In it, we discovered its authors estimated that roughly 4 billion songs per year were illegally downloaded by US Internet users. It then roughly estimated that those songs actually constitute 800 million songs not sold, under the theory that downloaders accumulate on average five times as many songs as they otherwise may have purchased. The report used this formula to estimate the total annual loss to US retail industries that would have sold those songs otherwise, at $890 million.

"The download piracy losses to U.S. retailers are calculated using an assumed value of 4.0 billion illegal downloaded songs in the U.S. in 2005," reads the latest IPI report, entitled, "The True Cost of Sound Recording Policy to the US Economy." "This value (based primarily on a review of confidential sources) implies that of the 20 billion illegal songs downloaded globally in 2005, some 20% or 4 billion were downloaded to U.S. consumers. Again assuming a 20% substitution rate, these 4 billion downloaded songs translate into 800 million lost legitimate sales. This figure is then adjusted for the weighted average price of legitimate purchases for download consumers and by the retail margin. These calculations lead to download piracy losses to U.S. retailers of $890 million and total U.S. retail losses (from both download and physical piracy) of $1.041 billion."

But as recent recording industry lawsuits against individuals might indicate, many downloaders accumulate tens of thousands of songs, most of which they may never listen to. If you account for those songs as lost sales - which, for purposes of legal indictment, you would have to do - the damage in each case could mount up to tens or hundreds of thousands of dollars.

The problem with that theory, however, is the presumption that had the means not been available for a downloader to have accumulated that many songs, he would have gladly purchased them otherwise. In the legal respect, theft leads to lost revenue; in the economic respect, in which sociological factors are taken into account, that's not always the case.

In other words, take a good look at the average defendant in an RIAA case, and ask yourself whether that person would have willingly spent ten grand on a CD collection had P2P never been invented.

NBCU's Zucker used these numbers to bolster his case for action on the part of content providers and carriers to thwart piracy, action which includes - but is certainly not limited to - penalizing certain high-bandwidth users. "Our unified voices will carry far more weight than the pleas of the individual industries," The Hollywood Reporter quotes Zucker as saying.

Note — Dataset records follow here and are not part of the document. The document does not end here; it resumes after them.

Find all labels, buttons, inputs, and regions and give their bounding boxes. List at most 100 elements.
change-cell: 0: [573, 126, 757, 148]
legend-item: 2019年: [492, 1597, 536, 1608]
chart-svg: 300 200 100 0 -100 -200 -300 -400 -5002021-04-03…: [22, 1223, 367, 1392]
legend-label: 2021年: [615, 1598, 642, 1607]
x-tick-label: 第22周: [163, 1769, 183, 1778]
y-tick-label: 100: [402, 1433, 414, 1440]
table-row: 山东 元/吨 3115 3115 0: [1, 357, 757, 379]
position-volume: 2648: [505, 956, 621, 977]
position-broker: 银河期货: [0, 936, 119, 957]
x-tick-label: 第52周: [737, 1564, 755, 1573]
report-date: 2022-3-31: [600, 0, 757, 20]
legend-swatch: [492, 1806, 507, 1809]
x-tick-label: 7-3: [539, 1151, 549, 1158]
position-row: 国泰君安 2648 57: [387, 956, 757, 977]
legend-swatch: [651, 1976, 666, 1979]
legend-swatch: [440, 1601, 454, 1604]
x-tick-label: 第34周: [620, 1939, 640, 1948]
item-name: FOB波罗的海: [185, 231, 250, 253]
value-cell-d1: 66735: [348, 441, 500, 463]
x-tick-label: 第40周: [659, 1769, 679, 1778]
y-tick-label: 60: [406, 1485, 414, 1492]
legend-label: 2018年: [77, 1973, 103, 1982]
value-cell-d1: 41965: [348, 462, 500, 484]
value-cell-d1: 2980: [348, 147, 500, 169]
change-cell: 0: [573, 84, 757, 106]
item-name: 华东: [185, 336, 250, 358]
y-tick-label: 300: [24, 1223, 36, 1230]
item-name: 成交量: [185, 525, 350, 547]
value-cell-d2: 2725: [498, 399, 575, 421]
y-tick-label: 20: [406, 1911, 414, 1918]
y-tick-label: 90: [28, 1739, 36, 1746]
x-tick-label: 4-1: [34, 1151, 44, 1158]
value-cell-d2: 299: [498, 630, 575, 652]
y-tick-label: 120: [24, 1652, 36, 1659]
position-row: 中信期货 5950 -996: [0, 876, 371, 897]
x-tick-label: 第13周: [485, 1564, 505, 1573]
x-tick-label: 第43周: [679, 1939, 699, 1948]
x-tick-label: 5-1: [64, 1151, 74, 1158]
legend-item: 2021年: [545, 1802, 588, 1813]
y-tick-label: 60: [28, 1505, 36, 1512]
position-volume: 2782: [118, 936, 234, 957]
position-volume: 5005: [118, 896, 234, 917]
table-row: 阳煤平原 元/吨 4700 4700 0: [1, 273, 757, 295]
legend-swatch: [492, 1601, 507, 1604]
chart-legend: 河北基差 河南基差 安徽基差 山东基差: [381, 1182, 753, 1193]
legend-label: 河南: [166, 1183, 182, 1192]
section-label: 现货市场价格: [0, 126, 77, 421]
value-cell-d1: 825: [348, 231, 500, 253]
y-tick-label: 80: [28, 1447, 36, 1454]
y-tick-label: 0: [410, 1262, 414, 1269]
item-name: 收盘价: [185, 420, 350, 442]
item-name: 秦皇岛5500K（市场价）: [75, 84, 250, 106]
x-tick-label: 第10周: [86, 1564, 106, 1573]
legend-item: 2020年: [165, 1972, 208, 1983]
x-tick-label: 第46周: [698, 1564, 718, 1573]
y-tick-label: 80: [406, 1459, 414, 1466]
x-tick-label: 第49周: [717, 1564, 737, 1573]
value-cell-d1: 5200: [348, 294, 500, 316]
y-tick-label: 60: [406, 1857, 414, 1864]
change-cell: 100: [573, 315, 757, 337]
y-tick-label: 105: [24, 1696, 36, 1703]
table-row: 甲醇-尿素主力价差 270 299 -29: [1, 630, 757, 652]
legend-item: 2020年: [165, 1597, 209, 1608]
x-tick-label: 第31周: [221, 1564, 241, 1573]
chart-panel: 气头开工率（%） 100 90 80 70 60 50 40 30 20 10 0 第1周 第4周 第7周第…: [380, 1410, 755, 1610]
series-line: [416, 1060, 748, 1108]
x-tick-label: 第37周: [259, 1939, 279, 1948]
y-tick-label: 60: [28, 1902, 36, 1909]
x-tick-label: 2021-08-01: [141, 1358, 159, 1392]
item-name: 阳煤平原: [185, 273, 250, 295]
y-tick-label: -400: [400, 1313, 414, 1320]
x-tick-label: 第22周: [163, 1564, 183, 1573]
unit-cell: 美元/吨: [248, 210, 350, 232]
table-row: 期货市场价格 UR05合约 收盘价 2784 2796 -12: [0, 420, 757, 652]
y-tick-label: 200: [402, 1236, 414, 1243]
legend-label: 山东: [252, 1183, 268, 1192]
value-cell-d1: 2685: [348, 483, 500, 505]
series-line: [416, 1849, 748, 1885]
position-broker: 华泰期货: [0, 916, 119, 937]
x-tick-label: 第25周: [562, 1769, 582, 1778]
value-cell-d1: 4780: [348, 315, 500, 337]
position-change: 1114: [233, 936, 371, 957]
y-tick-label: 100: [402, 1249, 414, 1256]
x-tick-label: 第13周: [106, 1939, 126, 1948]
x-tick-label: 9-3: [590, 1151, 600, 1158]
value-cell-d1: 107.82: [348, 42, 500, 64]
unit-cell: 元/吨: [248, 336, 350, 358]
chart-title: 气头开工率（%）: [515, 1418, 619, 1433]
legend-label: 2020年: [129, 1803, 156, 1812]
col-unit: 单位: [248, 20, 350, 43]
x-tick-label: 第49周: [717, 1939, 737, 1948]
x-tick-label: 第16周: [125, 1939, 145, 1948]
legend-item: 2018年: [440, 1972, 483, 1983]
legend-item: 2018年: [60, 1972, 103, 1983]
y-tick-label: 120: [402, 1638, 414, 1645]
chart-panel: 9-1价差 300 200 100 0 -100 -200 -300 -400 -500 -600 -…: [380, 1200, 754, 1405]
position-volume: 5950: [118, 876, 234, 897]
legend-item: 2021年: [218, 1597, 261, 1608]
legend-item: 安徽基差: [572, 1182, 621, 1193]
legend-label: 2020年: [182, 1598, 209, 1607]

As an example, Zucker reportedly said carriers such as AT&T could implement filtering technology to scan content in transit, and could then act to throttle network access by those trafficking in content with a questionable source - people Zucker called "bandwidth hogs."

Such action would enable content providers such as NBCU, he said, to continue opening up their business models to multiple forms of digital revenue through streaming, direct downloading, repurposing, and repackaging for DVD distribution through retailers such as Amazon. Zucker did specifically cite YouTube as not doing enough to technologically combat piracy, even if technology alone cannot completely prevent it.

B&C noted that Zucker's stand against "bandwidth hogs" was clearly anti-net neutrality, on the basis that any unilateral measure to limit one group's access to Internet content in favor of another's is by definition non-neutral. Perhaps coincidentally, the Institute for Policy Innovation has also taken an antagonistic stand toward net neutrality, having praised the Federal Trade Commission last June for declining to enact new federal provisions to ensure equal access among network operators.

"The FTC demonstrated they're right on target when it comes to net neutrality," the IPI commented at the time. "For a dynamic economy, it is vital the industry be permitted to experiment with new business models, and deregulation is key to promoting the expansion of products and services."